Capgemini, 60% of enterprises expect AI to be a team member or supervisor by 2026
If you’re wondering how quickly AI is being operationalized inside global organizations, Capgemini just answered, very. In a new study, 60% of surveyed enterprises said they expect AI to function as either a team member or a supervisor to other AIs by 2026, in most cases, within the next 12 months.

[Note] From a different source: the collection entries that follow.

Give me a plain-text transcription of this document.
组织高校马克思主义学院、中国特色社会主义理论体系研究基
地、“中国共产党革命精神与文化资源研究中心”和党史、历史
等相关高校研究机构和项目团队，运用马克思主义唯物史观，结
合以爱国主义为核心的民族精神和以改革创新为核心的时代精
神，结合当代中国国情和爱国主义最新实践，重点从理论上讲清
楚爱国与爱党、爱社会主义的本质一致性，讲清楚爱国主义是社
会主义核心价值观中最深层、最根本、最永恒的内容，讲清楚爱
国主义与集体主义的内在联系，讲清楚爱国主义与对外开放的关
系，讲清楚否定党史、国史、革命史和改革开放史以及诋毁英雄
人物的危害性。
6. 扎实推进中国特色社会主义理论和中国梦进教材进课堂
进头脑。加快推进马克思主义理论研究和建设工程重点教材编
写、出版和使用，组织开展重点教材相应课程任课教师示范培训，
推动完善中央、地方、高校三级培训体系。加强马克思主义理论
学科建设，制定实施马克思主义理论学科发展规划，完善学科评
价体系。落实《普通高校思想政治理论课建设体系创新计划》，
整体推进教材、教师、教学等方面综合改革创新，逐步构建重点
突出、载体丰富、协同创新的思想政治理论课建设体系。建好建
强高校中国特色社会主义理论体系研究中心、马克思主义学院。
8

Now, that doesn’t mean enterprises fully trust AI autonomy yet (many don’t), but it does show that agentic AI isn’t seen as sci fi anymore. Increasingly, businesses are thinking of AI as part of the org chart, even if the governance, security, and audit frameworks are still playing catch up.
For AI startups selling into the enterprise, the message is clear, this market is sprinting toward AI integration. But trust, oversight, and deployment support aren’t solved, which means there’s still a moat to build, if you know where to look.